Bhagavad Gītā Chapter 2, Verse 48: Krishna to Arjuna — Sāṅkhya-Yoga
Stand firm in yoga, act without clinging to outcomes, Arjuna, and meet success and failure with the same mind. That evenness of spirit is what yoga means.
Bhāṣyakāra purports
- Śaṅkaraadvaita
Established in yoga (yogasthaḥ — poised in the equanimity that IS yoga), perform actions for Īśvara alone, Dhanaṃjaya, having abandoned saṃga (attachment, the adhesion of ego to result). Śaṅkara is precise: siddhi here means the attainment of sattva-śuddhi (purity of mind that matures into jñāna), and asiddhi is its frustration — both must leave you unmoved, sama (equal, identical in weight). This equanimity is not a mood but the very definition Kṛṣṇa now supplies: samatvaṃ yoga ucyate — sameness-toward-outcomes is what the word yoga names here, preparing the sādhaka for the jñāna that alone is liberation.
- Rāmānujaviśiṣṭādvaita
Rāmānuja opens with the relational field Arjuna must release — rājya, bandhu (kingdom, kinsmen) — the particular objects of saṃga that chain the will to outcomes. Standing in yoga (yogasthaḥ), he says, means the mind has achieved citta-samādhāna (composed settledness) as its own intrinsic form (samatva-rūpam), not a forced suppression but an organically stable equipoise. In that composure, victory and defeat in battle — the siddhi-asiddhi of the warrior's kainkarya (devoted service) — become genuinely equal, because the action's purpose is already fulfilled in its offering to Bhagavān.
- Madhvadvaita
Madhva reads yogasthaḥ as upāya-sthaḥ — 'abiding in the means,' meaning the jīva (soul, eternally distinct from Hari) stations itself within the approved instrument of Hari's worship. Saṃga is glossed with surgical economy as phala-sneha, affection for the fruit, which is severed not by abstraction but by the jīva's recognition that it cannot own what belongs to Hari. Siddhi and asiddhi are then cosmologically equal because both outcomes are Hari's disposition of his own sovereignty — the dependent jīva's equanimity is not achieved but yielded into.
- Vallabhaśuddhādvaita
Vallabha pivots the entire verse on the phrase mad-yoga-sthaḥ — abiding in My yoga, meaning immersed in the Lord's own bliss-form (phala-svarūpa yoga). The abandonment of saṃga toward fruits is not renunciation in the austere sense but the natural stance of one who has received Kṛṣṇa's prasāda-śakti (grace-power): outcomes lose their grip because the recipient already overflows with what the fruit pretended to offer. Mano-nirodha (the stilling implied by samatva) happens as a consequence of this flooding grace, not as an effort the sādhaka manufactures.
- Śrīdharabhakti
Śrīdhara defines yogasthaḥ directly as paramaiśvara-ekaparatā — single-pointed refuge in the Supreme Lord alone, making yoga here an abidance in devotional relationship rather than a mental technique. Saṃga is unpacked with characteristic philological care as kartṛtva-abhinivelśa, the ego-insistence that 'I am the doer,' which must be released alongside fala-tṛṣṇā (thirst for results) so that action becomes kevalam-Īśvarārpaṇa (pure offering to the Lord). The sādhus (realized beings), he adds, call this samatva yoga precisely because the mind achieves citta-samādhāna-rūpatva — the form of composed-mind settledness — through Īśvara-ekāśraya alone.

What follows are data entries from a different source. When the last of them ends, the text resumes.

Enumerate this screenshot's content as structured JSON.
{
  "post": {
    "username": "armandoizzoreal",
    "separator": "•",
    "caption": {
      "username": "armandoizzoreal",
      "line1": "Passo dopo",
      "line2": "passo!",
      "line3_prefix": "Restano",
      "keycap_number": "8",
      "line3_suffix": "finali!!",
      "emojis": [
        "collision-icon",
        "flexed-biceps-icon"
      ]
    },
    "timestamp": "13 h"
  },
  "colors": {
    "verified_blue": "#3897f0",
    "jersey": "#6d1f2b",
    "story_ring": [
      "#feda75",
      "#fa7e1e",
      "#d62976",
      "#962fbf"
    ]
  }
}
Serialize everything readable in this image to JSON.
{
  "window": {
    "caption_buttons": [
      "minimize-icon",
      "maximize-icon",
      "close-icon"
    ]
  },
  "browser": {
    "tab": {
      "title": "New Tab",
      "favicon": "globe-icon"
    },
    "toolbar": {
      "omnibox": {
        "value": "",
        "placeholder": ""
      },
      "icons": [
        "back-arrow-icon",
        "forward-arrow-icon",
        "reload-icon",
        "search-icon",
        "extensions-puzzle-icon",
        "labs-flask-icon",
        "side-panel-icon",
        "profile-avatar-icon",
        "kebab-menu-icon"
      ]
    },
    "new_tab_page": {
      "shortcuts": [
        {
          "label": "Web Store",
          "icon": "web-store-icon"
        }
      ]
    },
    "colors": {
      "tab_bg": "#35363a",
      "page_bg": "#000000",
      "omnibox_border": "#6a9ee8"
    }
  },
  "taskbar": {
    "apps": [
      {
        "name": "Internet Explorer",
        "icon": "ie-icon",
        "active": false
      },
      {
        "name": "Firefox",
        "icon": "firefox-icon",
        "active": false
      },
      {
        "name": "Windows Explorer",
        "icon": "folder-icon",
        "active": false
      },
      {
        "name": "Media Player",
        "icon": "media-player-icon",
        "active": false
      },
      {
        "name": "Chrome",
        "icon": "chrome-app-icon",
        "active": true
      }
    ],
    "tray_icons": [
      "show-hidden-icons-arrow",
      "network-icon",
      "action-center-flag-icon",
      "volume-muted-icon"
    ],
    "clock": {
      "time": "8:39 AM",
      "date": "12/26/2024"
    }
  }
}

- Madhusūdanaadvaita-bhakti
Madhusūdana holds both poles simultaneously: saṃga is defined as both phala-abhilāṣa (desire for results) and kartṛtva-abhinivelśa (ego-insistence on doership), and their joint renunciation enables kevalam-Īśvara-ārādhana-buddhyā karmāṇi kurvit — action performed under the sole cognitive frame of worship of Īśvara. He then does what the Bhāṣyakāra (Śaṅkara) himself notes: the second half of the verse (samatvaṃ yoga ucyate) is the explicit commentary on the first half's yogasthaḥ, resolving any apparent redundancy — yoga in the imperative instruction is definitionally identical with this very samatva of siddhi-asiddhi, and the range widens from the battle's jaya-ajaya to all seen and unseen results (dṛṣṭa-adṛṣṭa-sarva-phala-parityāga).